Andy Jackson: Note that the Internet Archive use WARC instead of ARC these days and the Web Curator Tool supports both the ARC and WARC formats.

Answer by jeff

I believe you're looking for ISO 28500:2009, aka WARC, the Web ARChive file format.

The WARC (Web ARChive) file format offers a convention for concatenating multiple resource records (data objects), each consisting of a set of simple text headers and an arbitrary data block into one long file.
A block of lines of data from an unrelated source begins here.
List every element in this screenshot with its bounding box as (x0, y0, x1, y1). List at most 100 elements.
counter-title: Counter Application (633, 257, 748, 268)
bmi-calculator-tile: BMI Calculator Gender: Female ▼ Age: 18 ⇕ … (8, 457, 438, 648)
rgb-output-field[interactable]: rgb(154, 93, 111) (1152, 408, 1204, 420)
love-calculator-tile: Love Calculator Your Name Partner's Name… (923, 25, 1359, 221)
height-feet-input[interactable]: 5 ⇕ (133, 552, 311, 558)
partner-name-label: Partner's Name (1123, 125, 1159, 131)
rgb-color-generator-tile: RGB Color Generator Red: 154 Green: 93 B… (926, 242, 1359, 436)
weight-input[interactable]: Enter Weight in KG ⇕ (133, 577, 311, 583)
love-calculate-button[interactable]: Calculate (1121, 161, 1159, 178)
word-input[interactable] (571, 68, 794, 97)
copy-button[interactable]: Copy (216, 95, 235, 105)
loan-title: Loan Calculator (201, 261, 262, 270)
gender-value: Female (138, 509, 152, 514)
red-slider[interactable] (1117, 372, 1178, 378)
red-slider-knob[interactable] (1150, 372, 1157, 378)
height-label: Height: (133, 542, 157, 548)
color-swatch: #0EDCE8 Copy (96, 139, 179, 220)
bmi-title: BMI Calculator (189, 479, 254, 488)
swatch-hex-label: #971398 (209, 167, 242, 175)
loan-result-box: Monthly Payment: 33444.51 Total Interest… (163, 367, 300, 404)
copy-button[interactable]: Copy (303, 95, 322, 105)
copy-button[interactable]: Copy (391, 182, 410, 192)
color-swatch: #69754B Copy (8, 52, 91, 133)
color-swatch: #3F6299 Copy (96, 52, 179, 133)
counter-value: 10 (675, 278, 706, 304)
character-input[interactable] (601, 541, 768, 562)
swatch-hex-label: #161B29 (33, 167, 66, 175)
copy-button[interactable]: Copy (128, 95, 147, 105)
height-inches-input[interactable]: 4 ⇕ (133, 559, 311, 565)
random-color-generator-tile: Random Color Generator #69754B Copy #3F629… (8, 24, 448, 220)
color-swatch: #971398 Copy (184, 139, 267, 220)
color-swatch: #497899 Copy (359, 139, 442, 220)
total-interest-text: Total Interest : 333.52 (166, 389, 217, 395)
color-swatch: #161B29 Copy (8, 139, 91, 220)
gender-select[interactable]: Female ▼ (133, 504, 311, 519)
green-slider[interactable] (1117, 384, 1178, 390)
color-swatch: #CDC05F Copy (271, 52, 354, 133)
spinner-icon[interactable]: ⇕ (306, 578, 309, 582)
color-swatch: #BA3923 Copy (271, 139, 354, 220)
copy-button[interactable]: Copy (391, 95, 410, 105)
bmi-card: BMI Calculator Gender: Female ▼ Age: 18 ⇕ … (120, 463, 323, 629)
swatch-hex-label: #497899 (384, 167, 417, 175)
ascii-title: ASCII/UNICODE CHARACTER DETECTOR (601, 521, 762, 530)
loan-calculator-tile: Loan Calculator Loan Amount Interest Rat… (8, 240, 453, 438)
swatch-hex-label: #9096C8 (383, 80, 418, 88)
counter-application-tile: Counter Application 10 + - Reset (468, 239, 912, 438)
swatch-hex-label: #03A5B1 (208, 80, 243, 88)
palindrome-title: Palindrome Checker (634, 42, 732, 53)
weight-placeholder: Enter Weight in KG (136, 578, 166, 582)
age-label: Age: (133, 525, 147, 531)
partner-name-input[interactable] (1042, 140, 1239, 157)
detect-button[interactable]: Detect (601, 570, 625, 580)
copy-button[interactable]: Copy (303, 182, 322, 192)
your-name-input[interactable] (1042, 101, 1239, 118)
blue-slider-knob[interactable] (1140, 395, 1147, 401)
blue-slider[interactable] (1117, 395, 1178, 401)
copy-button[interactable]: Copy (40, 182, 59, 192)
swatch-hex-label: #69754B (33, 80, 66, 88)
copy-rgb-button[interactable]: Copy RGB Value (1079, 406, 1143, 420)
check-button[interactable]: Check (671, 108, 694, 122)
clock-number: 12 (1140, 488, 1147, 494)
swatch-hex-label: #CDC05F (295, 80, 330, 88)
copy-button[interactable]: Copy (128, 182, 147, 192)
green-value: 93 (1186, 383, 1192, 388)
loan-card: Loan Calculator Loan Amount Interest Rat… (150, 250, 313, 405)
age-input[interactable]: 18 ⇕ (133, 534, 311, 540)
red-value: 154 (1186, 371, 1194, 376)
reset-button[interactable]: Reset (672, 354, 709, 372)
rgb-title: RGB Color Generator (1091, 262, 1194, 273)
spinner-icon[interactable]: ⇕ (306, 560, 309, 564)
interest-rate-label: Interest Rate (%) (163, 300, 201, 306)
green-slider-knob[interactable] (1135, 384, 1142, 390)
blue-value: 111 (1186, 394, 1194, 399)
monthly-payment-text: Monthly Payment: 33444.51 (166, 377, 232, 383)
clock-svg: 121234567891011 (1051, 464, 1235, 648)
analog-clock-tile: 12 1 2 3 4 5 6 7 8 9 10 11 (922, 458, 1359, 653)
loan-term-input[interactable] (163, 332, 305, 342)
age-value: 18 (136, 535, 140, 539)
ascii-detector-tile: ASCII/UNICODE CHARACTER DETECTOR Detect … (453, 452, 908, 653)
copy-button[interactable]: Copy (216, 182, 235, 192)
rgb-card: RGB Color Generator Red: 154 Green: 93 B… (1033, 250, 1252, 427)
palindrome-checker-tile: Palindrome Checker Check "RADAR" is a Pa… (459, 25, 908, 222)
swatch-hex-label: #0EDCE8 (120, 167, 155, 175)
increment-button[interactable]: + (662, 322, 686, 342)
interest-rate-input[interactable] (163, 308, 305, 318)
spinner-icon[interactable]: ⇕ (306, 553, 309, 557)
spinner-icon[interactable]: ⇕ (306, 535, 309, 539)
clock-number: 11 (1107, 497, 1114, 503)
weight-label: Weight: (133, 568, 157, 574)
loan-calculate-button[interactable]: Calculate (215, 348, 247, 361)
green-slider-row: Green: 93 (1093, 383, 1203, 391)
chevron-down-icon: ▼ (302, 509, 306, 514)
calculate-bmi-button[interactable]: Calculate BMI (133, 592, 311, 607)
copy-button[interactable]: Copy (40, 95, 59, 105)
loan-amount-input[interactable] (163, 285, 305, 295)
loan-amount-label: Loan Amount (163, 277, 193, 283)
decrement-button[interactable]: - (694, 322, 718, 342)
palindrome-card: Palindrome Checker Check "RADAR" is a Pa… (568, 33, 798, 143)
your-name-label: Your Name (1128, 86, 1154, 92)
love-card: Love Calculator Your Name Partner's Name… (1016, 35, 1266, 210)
The WARC format is an extension of the ARC File Format [ARC] that has traditionally been used to store "web crawls" as sequences of content blocks harvested from the World Wide Web.

-- ISO 28500:2009, final draft

Software

The development version of wget can output to WARC.

There is a sponsored project to leverage support for the WARC archiving format in JHOVE2 and NetarchiveSuite

The Internet Archive has many of their tools published on Github:

"Heritrix, the Internet Archive web crawler
"draintasker", which is used to pull data in WARC format from a crawler and transmit it to longer term storage.
"warc", a Python library for reading and writing WARC files
"wayback", the infamous Wayback Machine, a de-facto WARC "viewer"

warc-tools is a Python-based suite of tools for working with WARC files, though not technically a "viewer".

Additional Reading

Archive Team has a writeup of wget with WARC output, including links to the final draft of ISO 28500:2009 and implementation guidelines from the WARC usage task force.

The United States Library of Congress has some analysis of the WARC format with respect to its suitability as a sustainable digital format.

Comments

dsalo: heh. beat me to it. :)
Ed Summers: beat me too :-)
dsalo: Is there a viewer for WARC besides wayback? Seems like that would be a useful thing; when I've archived websites (via DSpace), they've wanted dissemination as well.
Peter Murray: Thanks @jeff; this is the sort of thing I'm looking for. I'm also interested in @dsalo's question about other viewers from the perspective of unpacking at the server level and sending the components back to the browser.